A person can claim to be a "recovering Lutheran".
Comment: the purified, Evangelical Mass. Which is what, exactly? The Roman Mass minus ex opere operato and transubstantiation? No. It is more than that. It is not ceremonial, for we state, “And rites and ceremonies need not be the same everywhere, for there is one Lord, one faith, one baptism, etc.”
Response: What exactly is the purified Evangelical Mass? Could it be that it is the Mass without the accretions of the period from the 600s to Luther's day? That would make it not necessarily an Evangelical Mass but the catholic one.
Comment: “And rites and ceremonies need not be the same everywhere, for there is one Lord, one faith, one baptism, etc.”
Response: That they need not be the same does not make them unimportant, without meaning or purpose, or useful and salutary. It simply means that not every ceremony need be uniform. Which, prior to Trent, was also more common in Rome with its various rites and rituals.
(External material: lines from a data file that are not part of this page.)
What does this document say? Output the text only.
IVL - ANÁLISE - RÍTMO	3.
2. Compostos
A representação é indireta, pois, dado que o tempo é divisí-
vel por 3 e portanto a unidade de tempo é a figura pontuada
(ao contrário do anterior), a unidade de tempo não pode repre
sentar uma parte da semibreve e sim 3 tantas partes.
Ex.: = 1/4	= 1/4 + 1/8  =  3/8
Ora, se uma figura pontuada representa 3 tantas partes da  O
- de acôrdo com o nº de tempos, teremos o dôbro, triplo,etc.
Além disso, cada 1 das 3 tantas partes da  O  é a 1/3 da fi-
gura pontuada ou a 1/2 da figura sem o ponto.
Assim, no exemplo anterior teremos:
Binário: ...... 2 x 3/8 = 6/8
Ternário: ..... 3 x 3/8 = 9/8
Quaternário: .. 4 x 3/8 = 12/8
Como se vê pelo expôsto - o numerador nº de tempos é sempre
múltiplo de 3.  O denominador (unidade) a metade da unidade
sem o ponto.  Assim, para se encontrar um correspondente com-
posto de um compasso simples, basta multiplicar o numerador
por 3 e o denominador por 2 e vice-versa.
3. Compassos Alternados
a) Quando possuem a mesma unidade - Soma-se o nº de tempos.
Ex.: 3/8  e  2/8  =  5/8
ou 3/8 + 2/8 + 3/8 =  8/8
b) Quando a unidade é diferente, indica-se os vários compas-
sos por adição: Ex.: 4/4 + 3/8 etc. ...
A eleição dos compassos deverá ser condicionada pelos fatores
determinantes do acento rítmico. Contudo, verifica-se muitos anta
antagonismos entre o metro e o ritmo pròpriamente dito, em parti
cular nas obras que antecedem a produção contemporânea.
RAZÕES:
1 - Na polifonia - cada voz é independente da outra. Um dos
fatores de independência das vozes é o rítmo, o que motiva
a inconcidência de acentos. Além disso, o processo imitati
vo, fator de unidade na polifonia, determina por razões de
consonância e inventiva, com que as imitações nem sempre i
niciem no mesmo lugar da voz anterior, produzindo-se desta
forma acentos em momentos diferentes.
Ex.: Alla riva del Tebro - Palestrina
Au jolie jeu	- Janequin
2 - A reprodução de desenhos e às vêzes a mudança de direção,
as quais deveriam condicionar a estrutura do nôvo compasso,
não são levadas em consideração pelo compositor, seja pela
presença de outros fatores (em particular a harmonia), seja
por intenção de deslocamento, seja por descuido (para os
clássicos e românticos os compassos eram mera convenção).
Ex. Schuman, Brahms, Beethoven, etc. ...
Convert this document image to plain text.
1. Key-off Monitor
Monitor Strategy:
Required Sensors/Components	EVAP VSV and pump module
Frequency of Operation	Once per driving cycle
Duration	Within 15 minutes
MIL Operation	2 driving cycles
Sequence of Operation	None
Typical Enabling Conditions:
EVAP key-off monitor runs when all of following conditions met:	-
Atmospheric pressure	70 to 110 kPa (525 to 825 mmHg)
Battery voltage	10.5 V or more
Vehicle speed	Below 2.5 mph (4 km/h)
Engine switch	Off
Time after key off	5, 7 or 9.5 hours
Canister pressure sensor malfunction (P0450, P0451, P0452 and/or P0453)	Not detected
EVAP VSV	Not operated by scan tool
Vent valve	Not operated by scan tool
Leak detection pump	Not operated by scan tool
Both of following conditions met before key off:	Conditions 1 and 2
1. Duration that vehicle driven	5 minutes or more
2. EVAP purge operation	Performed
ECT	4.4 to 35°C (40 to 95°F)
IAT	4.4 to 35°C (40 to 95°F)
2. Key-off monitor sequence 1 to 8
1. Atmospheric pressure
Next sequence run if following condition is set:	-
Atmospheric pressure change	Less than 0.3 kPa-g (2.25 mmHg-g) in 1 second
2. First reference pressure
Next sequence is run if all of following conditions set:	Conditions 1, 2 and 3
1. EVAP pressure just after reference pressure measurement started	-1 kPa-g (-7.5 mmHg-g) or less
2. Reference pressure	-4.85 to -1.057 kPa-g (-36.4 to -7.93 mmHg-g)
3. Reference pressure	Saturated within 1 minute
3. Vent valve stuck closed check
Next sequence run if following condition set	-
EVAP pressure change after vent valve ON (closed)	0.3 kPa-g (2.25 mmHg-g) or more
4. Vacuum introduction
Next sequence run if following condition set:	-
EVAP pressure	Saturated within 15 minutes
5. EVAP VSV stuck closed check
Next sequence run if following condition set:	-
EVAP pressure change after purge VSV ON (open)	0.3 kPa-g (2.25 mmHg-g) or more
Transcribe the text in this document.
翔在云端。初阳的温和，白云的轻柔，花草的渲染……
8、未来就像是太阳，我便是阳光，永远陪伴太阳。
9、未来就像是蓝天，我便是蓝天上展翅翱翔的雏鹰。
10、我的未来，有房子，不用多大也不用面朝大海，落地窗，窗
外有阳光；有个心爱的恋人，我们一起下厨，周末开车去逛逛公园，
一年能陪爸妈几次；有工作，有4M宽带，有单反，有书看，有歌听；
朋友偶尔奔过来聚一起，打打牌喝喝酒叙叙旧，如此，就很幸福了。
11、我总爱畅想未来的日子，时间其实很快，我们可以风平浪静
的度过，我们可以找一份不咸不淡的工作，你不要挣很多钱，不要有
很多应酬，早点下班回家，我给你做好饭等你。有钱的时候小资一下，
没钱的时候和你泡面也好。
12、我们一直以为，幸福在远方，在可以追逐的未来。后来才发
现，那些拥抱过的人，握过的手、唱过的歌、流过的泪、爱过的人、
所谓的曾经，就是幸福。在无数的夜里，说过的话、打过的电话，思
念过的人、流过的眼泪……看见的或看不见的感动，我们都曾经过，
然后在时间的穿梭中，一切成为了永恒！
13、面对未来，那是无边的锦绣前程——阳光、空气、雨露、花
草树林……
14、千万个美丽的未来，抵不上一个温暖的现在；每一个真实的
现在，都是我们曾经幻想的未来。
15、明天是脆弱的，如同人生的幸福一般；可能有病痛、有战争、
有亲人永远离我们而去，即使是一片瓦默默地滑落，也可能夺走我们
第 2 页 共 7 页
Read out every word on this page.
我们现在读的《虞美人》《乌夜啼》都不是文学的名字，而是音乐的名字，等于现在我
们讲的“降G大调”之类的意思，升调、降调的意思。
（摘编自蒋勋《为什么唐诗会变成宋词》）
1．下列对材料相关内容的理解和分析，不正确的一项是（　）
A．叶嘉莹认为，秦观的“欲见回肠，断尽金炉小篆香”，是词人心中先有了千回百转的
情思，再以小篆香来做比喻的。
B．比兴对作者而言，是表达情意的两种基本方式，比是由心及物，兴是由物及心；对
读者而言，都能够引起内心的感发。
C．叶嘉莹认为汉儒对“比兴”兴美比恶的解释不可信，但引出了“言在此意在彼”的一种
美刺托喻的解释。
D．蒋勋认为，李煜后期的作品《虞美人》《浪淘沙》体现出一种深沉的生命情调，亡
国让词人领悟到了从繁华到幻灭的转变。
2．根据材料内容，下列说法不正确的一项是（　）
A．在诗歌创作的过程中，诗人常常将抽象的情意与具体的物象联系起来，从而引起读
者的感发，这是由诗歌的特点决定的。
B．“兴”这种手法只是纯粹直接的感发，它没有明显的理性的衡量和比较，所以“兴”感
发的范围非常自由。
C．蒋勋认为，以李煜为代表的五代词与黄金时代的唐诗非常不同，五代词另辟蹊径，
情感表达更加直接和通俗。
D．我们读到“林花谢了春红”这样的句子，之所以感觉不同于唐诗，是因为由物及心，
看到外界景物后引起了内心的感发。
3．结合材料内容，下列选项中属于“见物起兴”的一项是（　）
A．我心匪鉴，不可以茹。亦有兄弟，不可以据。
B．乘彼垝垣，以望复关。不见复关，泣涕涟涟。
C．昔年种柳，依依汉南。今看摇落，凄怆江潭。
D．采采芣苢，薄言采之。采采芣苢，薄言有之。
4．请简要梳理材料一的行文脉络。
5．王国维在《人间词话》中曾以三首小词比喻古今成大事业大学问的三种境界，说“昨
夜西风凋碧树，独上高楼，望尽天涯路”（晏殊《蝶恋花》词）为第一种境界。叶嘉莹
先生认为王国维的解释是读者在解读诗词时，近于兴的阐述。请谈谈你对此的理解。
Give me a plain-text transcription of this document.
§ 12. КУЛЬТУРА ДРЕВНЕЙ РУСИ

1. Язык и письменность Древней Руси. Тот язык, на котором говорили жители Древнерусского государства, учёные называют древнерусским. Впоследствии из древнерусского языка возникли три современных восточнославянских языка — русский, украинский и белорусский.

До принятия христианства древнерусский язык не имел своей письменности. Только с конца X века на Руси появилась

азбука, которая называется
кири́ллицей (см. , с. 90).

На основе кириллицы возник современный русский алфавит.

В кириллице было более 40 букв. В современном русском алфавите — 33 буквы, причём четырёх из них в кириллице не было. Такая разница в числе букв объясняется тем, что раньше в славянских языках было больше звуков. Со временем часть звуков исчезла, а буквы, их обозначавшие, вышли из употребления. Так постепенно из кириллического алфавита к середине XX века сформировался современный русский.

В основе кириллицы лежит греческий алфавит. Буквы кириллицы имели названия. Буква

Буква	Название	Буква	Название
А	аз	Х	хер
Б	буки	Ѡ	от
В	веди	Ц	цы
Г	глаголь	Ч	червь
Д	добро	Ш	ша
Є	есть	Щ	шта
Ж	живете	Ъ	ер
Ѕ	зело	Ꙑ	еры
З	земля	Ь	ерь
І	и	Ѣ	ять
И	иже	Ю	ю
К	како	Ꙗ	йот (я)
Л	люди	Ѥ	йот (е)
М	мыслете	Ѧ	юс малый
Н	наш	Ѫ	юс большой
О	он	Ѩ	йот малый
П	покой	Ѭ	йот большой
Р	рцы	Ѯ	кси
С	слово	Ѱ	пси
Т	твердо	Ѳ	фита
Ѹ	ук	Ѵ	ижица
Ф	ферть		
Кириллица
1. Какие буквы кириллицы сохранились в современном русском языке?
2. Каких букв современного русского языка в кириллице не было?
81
Comment: they had abolished not just the Mass, but the daily Mass
Response: The obligation of the priest to offer daily mass without communicants was, indeed, abolished but at the same time the Augsburg Confession insists that if there are communicants desiring to receive the sacrament who have been examined, then the "Mass" will be held for them -- daily if they wish to receive it and are well prepared since no limit was placed on the frequency.
Great article. Thanks for your insights and fidelity to the Lutheran Confessions. You are an inspiration and help to the church.
As the old saying goes, “the proof is in the pudding.”